A expressão ‘filho da perdição’ proferida por Jesus na oração sacerdotal, se referia a Judas exclusivamente? Está implícita alguma ideia de predestinação nessa passagem?
Na oração sacerdotal, proferida pelo Senhor Jesus no capítulo 17 do Evangelho de João, encontramos a expressão “filho da perdição” (verso 12). Trata-se de um hebraísmo, um modo de expressão da língua hebraica, encontrado especialmente na Bíblia.
No hebraico, era comum designar os moradores de um local ou de um país como filhos. Exemplos: “filhos de Sião” (Lamentações 4.2) e “filhos de Belém” (Esdras 2.21). O termo era usado também como forma de referir-se aos membros de uma classe de profissionais. Exemplos: “filho de um perfumista” (Neemias 3.8) e “filho dos cantores e dos que adoram o mesmo Deus” (Números 21.29). Também é uma maneira de expor qualidades morais, como nas expressões “filho de Belial” (1Samuel 25.17), “filho da Paz” (Lucas 10.6) e “filho da perdição” (João 17.12), que se enquadra perfeitamente na forma hebraica de falar.

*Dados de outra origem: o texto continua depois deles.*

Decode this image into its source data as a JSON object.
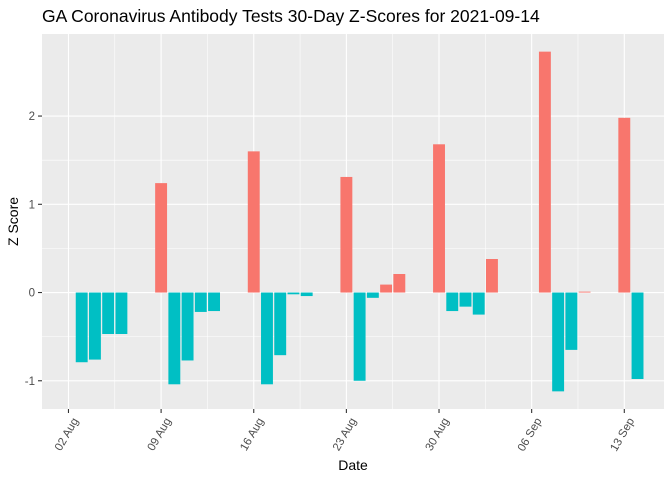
{
  "chart_data": {
    "type": "bar",
    "title": "GA Coronavirus Antibody Tests 30-Day Z-Scores for 2021-09-14",
    "xlabel": "Date",
    "ylabel": "Z Score",
    "x_range": [
      "2021-07-31",
      "2021-09-16"
    ],
    "ylim": [
      -1.32,
      2.93
    ],
    "y_ticks": [
      -1,
      0,
      1,
      2
    ],
    "y_tick_labels": [
      "-1",
      "0",
      "1",
      "2"
    ],
    "x_ticks": [
      "2021-08-02",
      "2021-08-09",
      "2021-08-16",
      "2021-08-23",
      "2021-08-30",
      "2021-09-06",
      "2021-09-13"
    ],
    "x_tick_labels": [
      "02 Aug",
      "09 Aug",
      "16 Aug",
      "23 Aug",
      "30 Aug",
      "06 Sep",
      "13 Sep"
    ],
    "grid": true,
    "legend": "none",
    "colors": {
      "positive": "#F8766D",
      "negative": "#00BFC4",
      "panel": "#EBEBEB",
      "grid": "#FFFFFF"
    },
    "data": [
      {
        "x": "2021-08-03",
        "y": -0.79
      },
      {
        "x": "2021-08-04",
        "y": -0.76
      },
      {
        "x": "2021-08-05",
        "y": -0.47
      },
      {
        "x": "2021-08-06",
        "y": -0.47
      },
      {
        "x": "2021-08-09",
        "y": 1.24
      },
      {
        "x": "2021-08-10",
        "y": -1.04
      },
      {
        "x": "2021-08-11",
        "y": -0.77
      },
      {
        "x": "2021-08-12",
        "y": -0.22
      },
      {
        "x": "2021-08-13",
        "y": -0.21
      },
      {
        "x": "2021-08-16",
        "y": 1.6
      },
      {
        "x": "2021-08-17",
        "y": -1.04
      },
      {
        "x": "2021-08-18",
        "y": -0.71
      },
      {
        "x": "2021-08-19",
        "y": -0.02
      },
      {
        "x": "2021-08-20",
        "y": -0.04
      },
      {
        "x": "2021-08-23",
        "y": 1.31
      },
      {
        "x": "2021-08-24",
        "y": -1.0
      },
      {
        "x": "2021-08-25",
        "y": -0.06
      },
      {
        "x": "2021-08-26",
        "y": 0.09
      },
      {
        "x": "2021-08-27",
        "y": 0.21
      },
      {
        "x": "2021-08-30",
        "y": 1.68
      },
      {
        "x": "2021-08-31",
        "y": -0.21
      },
      {
        "x": "2021-09-01",
        "y": -0.16
      },
      {
        "x": "2021-09-02",
        "y": -0.25
      },
      {
        "x": "2021-09-03",
        "y": 0.38
      },
      {
        "x": "2021-09-07",
        "y": 2.73
      },
      {
        "x": "2021-09-08",
        "y": -1.12
      },
      {
        "x": "2021-09-09",
        "y": -0.65
      },
      {
        "x": "2021-09-10",
        "y": 0.01
      },
      {
        "x": "2021-09-13",
        "y": 1.98
      },
      {
        "x": "2021-09-14",
        "y": -0.98
      }
    ]
  }
}
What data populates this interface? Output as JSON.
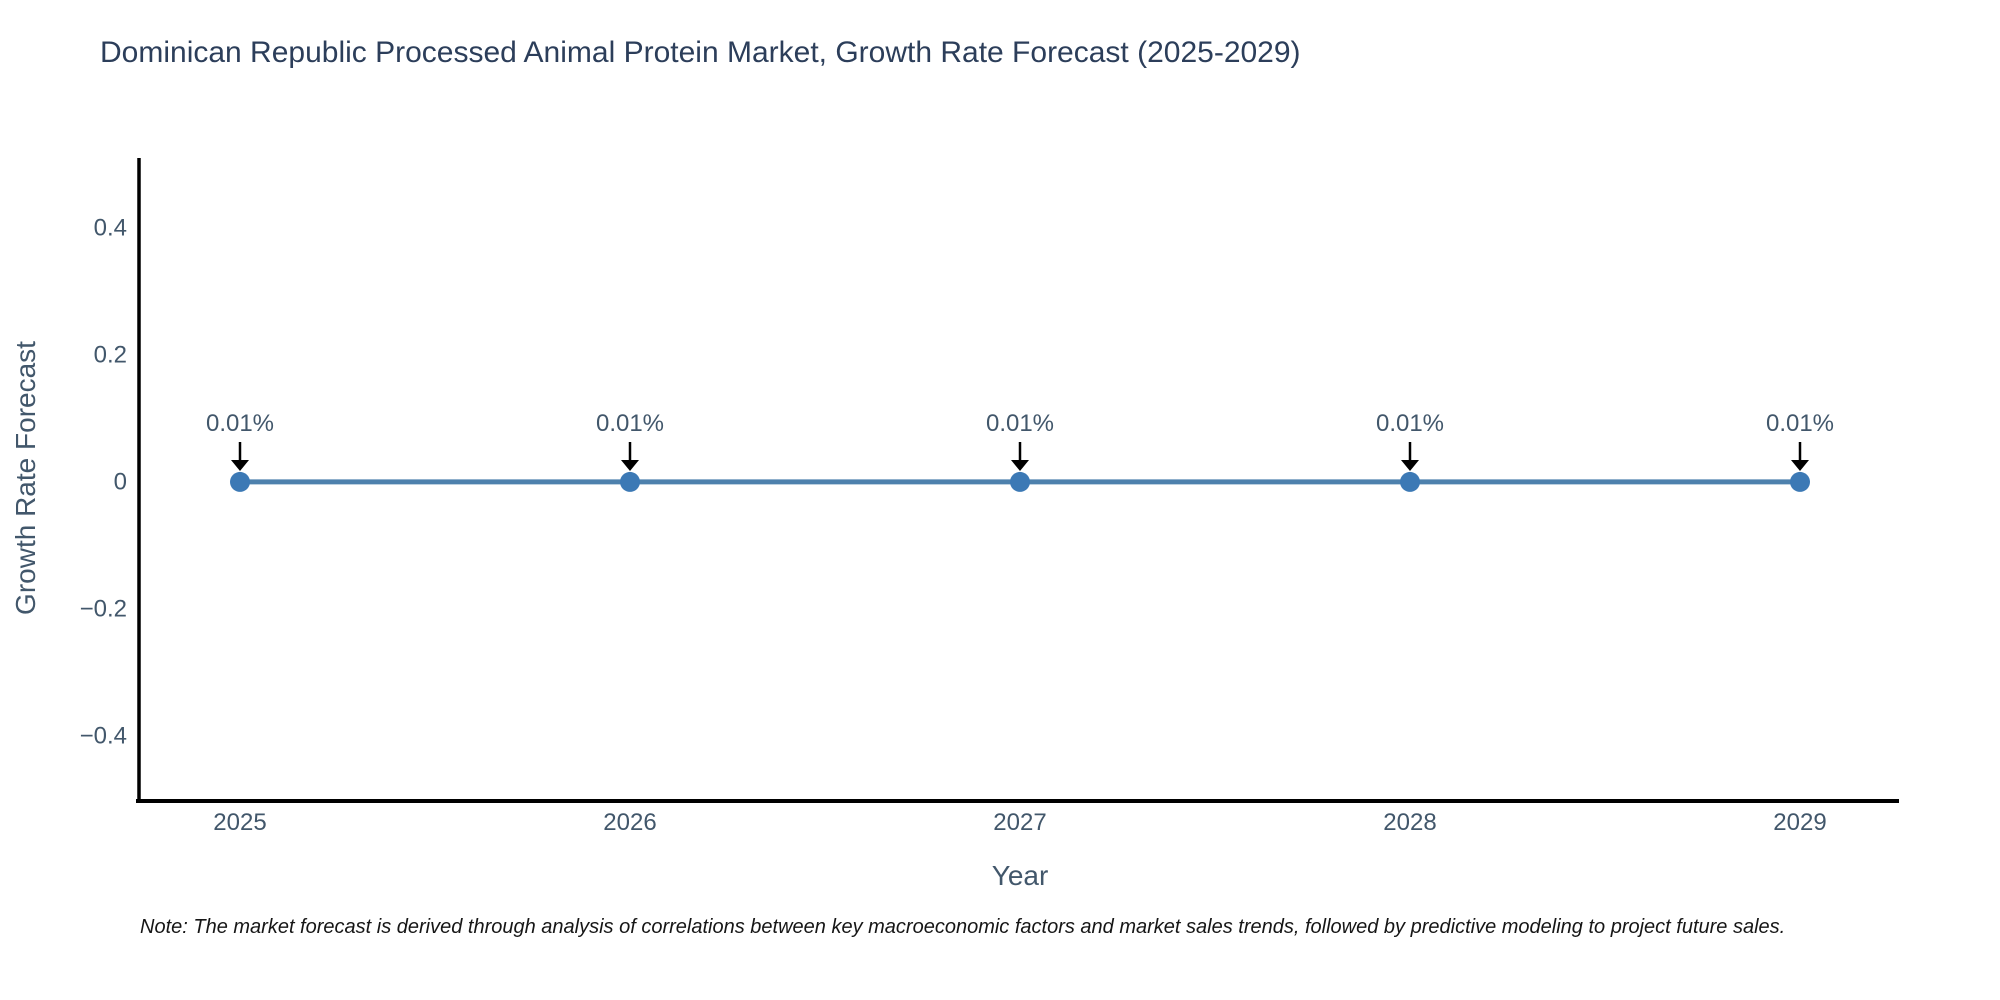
{
  "note": "Note: The market forecast is derived through analysis of correlations between key macroeconomic factors and market sales trends, followed by predictive modeling to project future sales.",
  "chart_data": {
    "type": "line",
    "title": "Dominican Republic Processed Animal Protein Market, Growth Rate Forecast (2025-2029)",
    "xlabel": "Year",
    "ylabel": "Growth Rate Forecast",
    "categories": [
      "2025",
      "2026",
      "2027",
      "2028",
      "2029"
    ],
    "series": [
      {
        "name": "Growth Rate Forecast",
        "values_percent": [
          0.01,
          0.01,
          0.01,
          0.01,
          0.01
        ]
      }
    ],
    "point_labels": [
      "0.01%",
      "0.01%",
      "0.01%",
      "0.01%",
      "0.01%"
    ],
    "ytick_values": [
      0.4,
      0.2,
      0,
      -0.2,
      -0.4
    ],
    "ytick_labels": [
      "0.4",
      "0.2",
      "0",
      "−0.2",
      "−0.4"
    ],
    "ylim": [
      -0.51,
      0.51
    ],
    "grid": false,
    "legend": false,
    "annotation_arrows": true,
    "colors": {
      "line": "#4e81ad",
      "marker": "#3c79b5",
      "axis": "#000000",
      "title_text": "#2c3e5a",
      "axis_text": "#42576b",
      "annotation_text": "#42576b",
      "arrow": "#000000",
      "background": "#ffffff"
    }
  }
}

“filho da perdição” não diz respeito à eleição de uma pessoa à perda da Salvação, pois se Judas Iscariotes o quisesse, poderia ter escolhido outro caminho. Ele “deu lugar ao Diabo”, como lemos em João 13.21-30. O versículo 27, especialmente, diz que, depois de ter recebido o pedaço de pão umedecido no vinagre “entrou nele Satanás”.

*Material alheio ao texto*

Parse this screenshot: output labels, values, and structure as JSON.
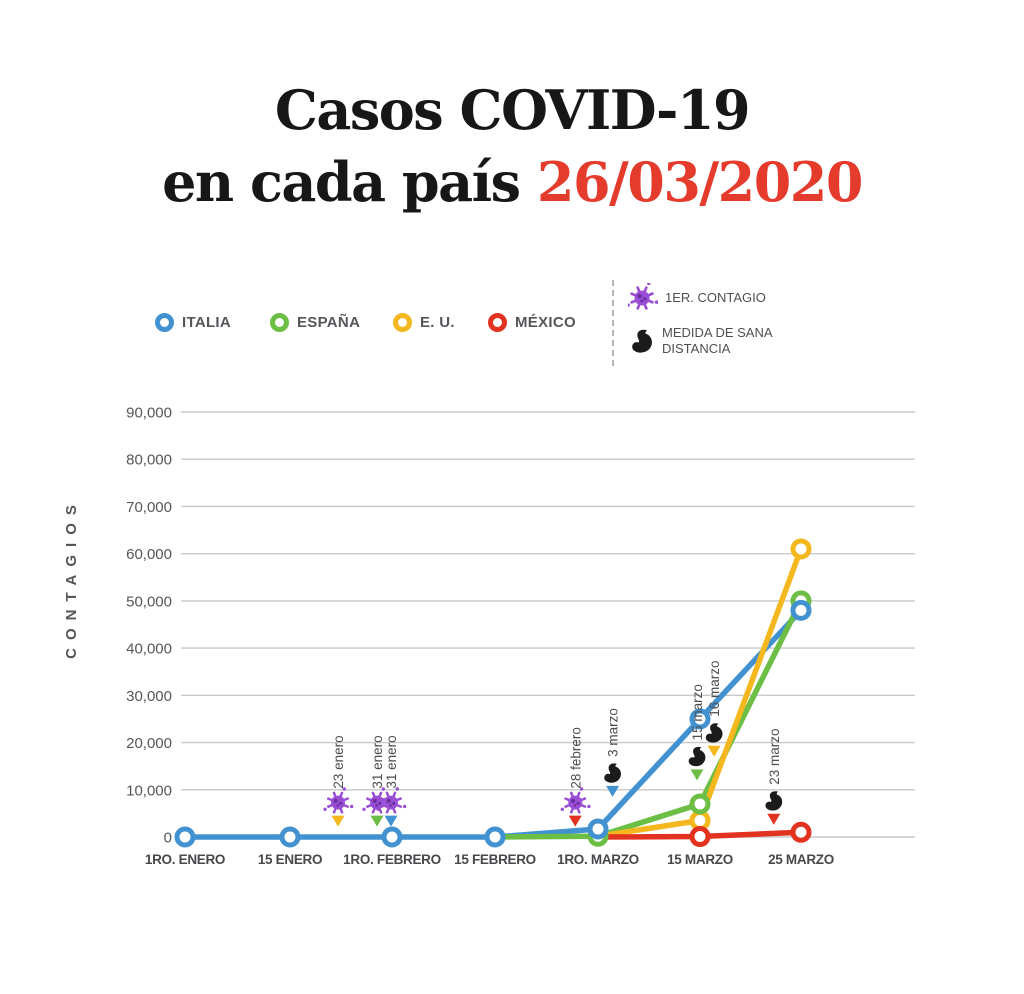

Judas Iscariotes teve chance de escolher e escolheu errado. Ele se perdeu. Não foi preferido para ser o traidor. Se ele tivesse resistido ao Diabo, este teria fugido dele (Tiago 4.7). Isso funciona para todos.
A Salvação é anunciada para todo mundo e é para todos (João 3.16). O problema é que um número considerável de pessoas rejeita a Salvação, tornando-se, por escolha própria, “filho da perdição”.

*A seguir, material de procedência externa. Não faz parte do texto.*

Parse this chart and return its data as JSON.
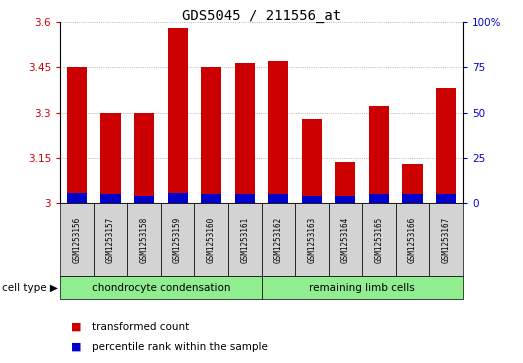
{
  "title": "GDS5045 / 211556_at",
  "samples": [
    "GSM1253156",
    "GSM1253157",
    "GSM1253158",
    "GSM1253159",
    "GSM1253160",
    "GSM1253161",
    "GSM1253162",
    "GSM1253163",
    "GSM1253164",
    "GSM1253165",
    "GSM1253166",
    "GSM1253167"
  ],
  "transformed_count": [
    3.45,
    3.3,
    3.3,
    3.58,
    3.45,
    3.465,
    3.47,
    3.28,
    3.135,
    3.32,
    3.13,
    3.38
  ],
  "percentile_rank_abs": [
    3.035,
    3.03,
    3.025,
    3.035,
    3.03,
    3.03,
    3.03,
    3.025,
    3.025,
    3.03,
    3.03,
    3.03
  ],
  "bar_base": 3.0,
  "ylim_left": [
    3.0,
    3.6
  ],
  "ylim_right": [
    0,
    100
  ],
  "yticks_left": [
    3.0,
    3.15,
    3.3,
    3.45,
    3.6
  ],
  "yticks_right": [
    0,
    25,
    50,
    75,
    100
  ],
  "ytick_labels_left": [
    "3",
    "3.15",
    "3.3",
    "3.45",
    "3.6"
  ],
  "ytick_labels_right": [
    "0",
    "25",
    "50",
    "75",
    "100%"
  ],
  "groups": [
    {
      "label": "chondrocyte condensation",
      "start": 0,
      "end": 5,
      "color": "#90EE90"
    },
    {
      "label": "remaining limb cells",
      "start": 6,
      "end": 11,
      "color": "#90EE90"
    }
  ],
  "cell_type_label": "cell type",
  "legend_items": [
    {
      "label": "transformed count",
      "color": "#CC0000"
    },
    {
      "label": "percentile rank within the sample",
      "color": "#0000CC"
    }
  ],
  "bar_color_red": "#CC0000",
  "bar_color_blue": "#0000CC",
  "bar_width": 0.6,
  "grid_color": "#888888",
  "background_label": "#D3D3D3",
  "background_group": "#90EE90"
}
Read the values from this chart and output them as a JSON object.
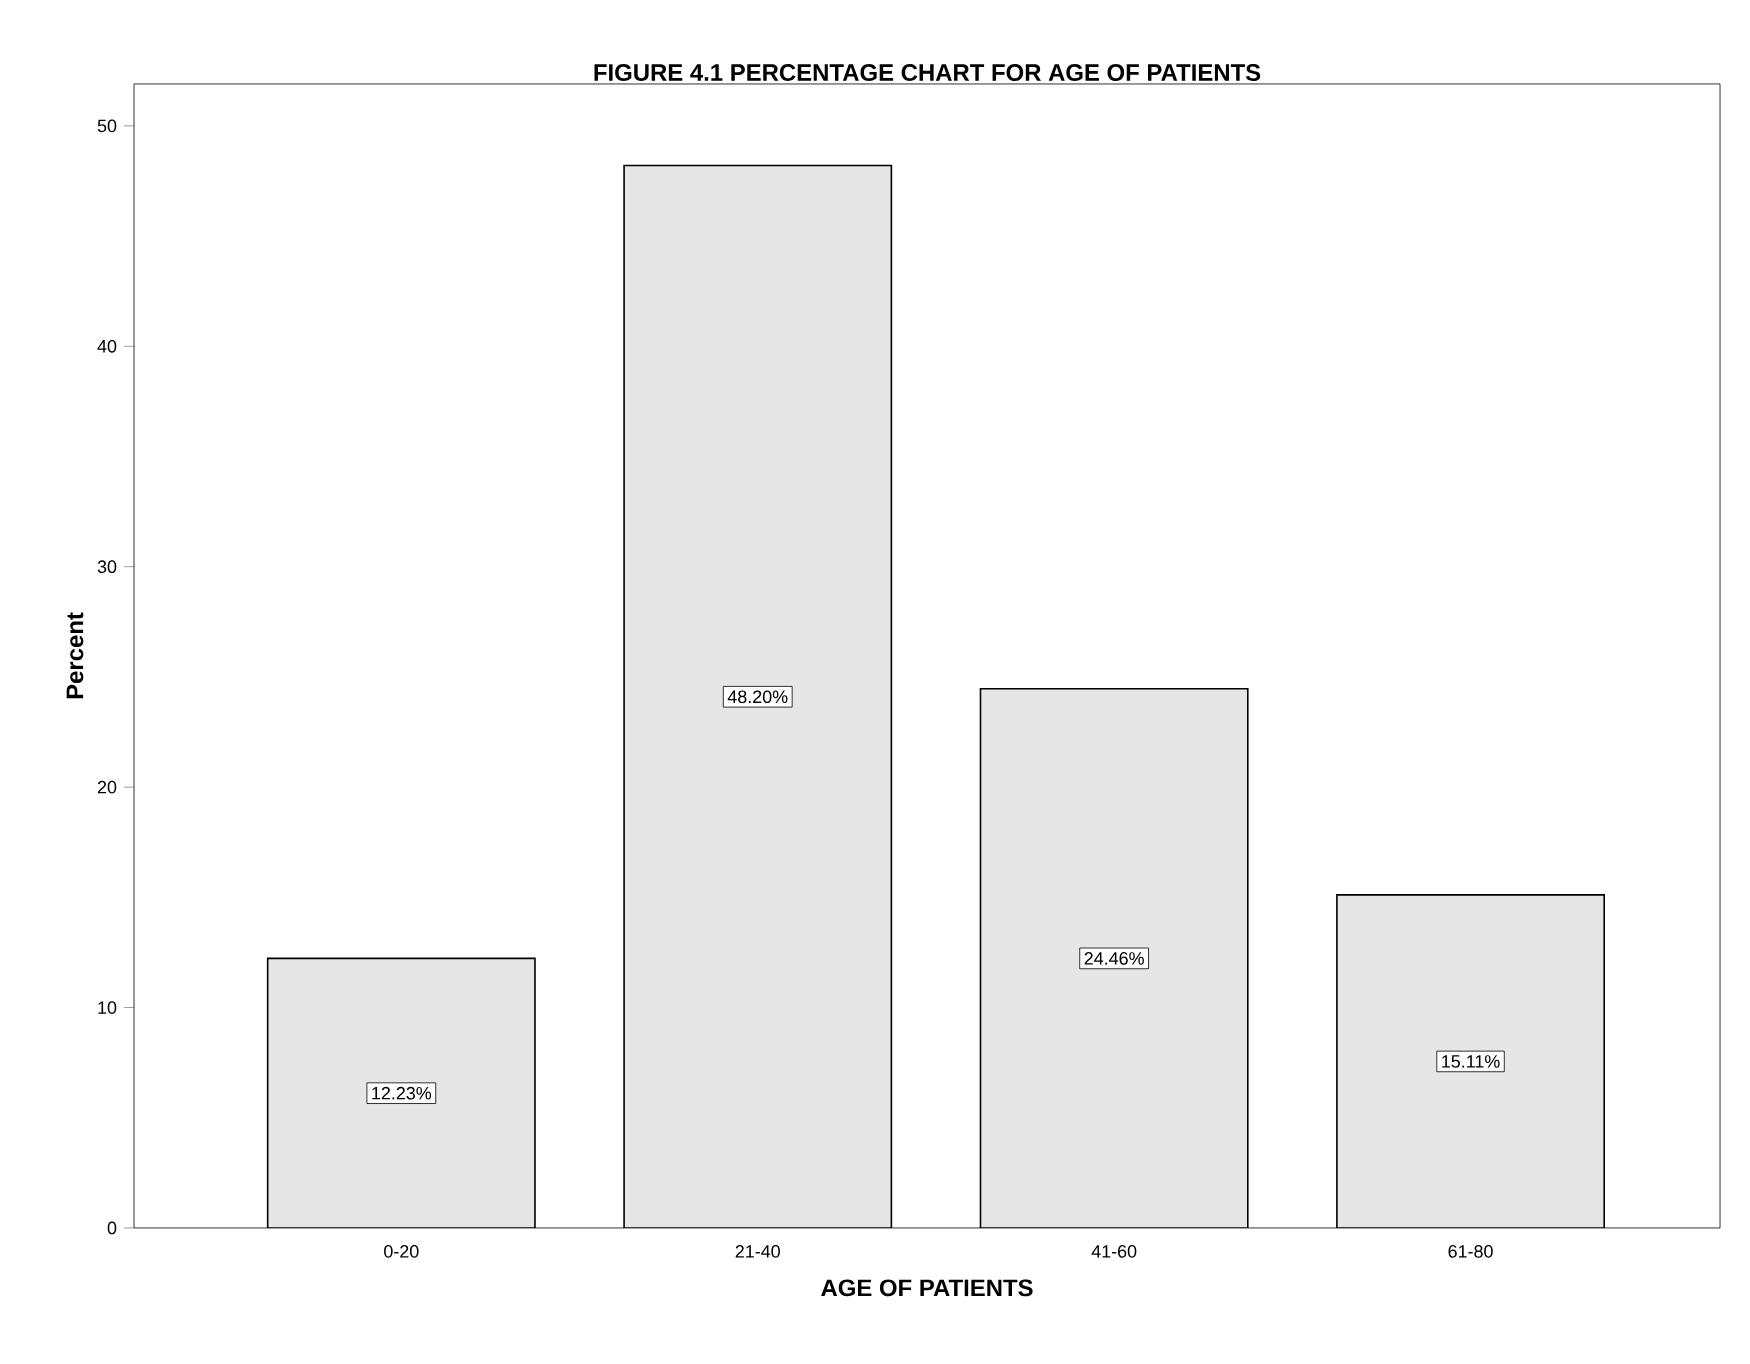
{
  "chart_data": {
    "type": "bar",
    "title": "FIGURE 4.1 PERCENTAGE CHART FOR AGE OF PATIENTS",
    "xlabel": "AGE OF PATIENTS",
    "ylabel": "Percent",
    "categories": [
      "0-20",
      "21-40",
      "41-60",
      "61-80"
    ],
    "values": [
      12.23,
      48.2,
      24.46,
      15.11
    ],
    "value_labels": [
      "12.23%",
      "48.20%",
      "24.46%",
      "15.11%"
    ],
    "color": "#e6e6e6",
    "ylim": [
      0,
      51.9
    ],
    "yticks": [
      0,
      10,
      20,
      30,
      40,
      50
    ]
  }
}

Em 2Tessalonicenses, encontramos o apóstolo Paulo novamente usando a expressão “filho da perdição” (2Tessalonicenses 2.3). Este filho perdido tem um sentido escatológico, referindo-se a um homem que será cheio do poder do Diabo (2Tessalonicenses 2.9). Em Apocalipse 13.4, lemos que “o dragão deu à besta o seu poder”. Em Apocalipse 12.9, vemos o dragão identificado como sendo a “antiga serpente”, o “Diabo” e “Satanás”, que engana todo o mundo.
Ninguém se perde por um engano de Deus. Deus nunca salva nenhuma pessoa por engano. Todos têm a mesma chance. Deus deseja que todos os homens sejam salvos e cheguem ao conhecimento da verdade (lTm 2.4), porque a sua graça salvadora se manifestou a todos os homens (Tt 2.11). Mas a este desejo de Deus exi-ge-se uma resposta positiva dos homens. O Iscariotes respondeu negativamente, tornando-se um “filho da perdição”.
Jesus não estava dizendo que essa perda não era uma descaracterização do seu poder de guardar, na qualidade de pastor do rebanho. Antes, o que realmente ocorreu é que Judas nunca lhe pertencera realmente. O pensamento de perdição é o contrário do de preservação, e o termo “perdição” é da mesma raiz do termo “perdido”. Judas não fora preservado porque nunca o quisera. Por isso ele era o “filho da perdição”.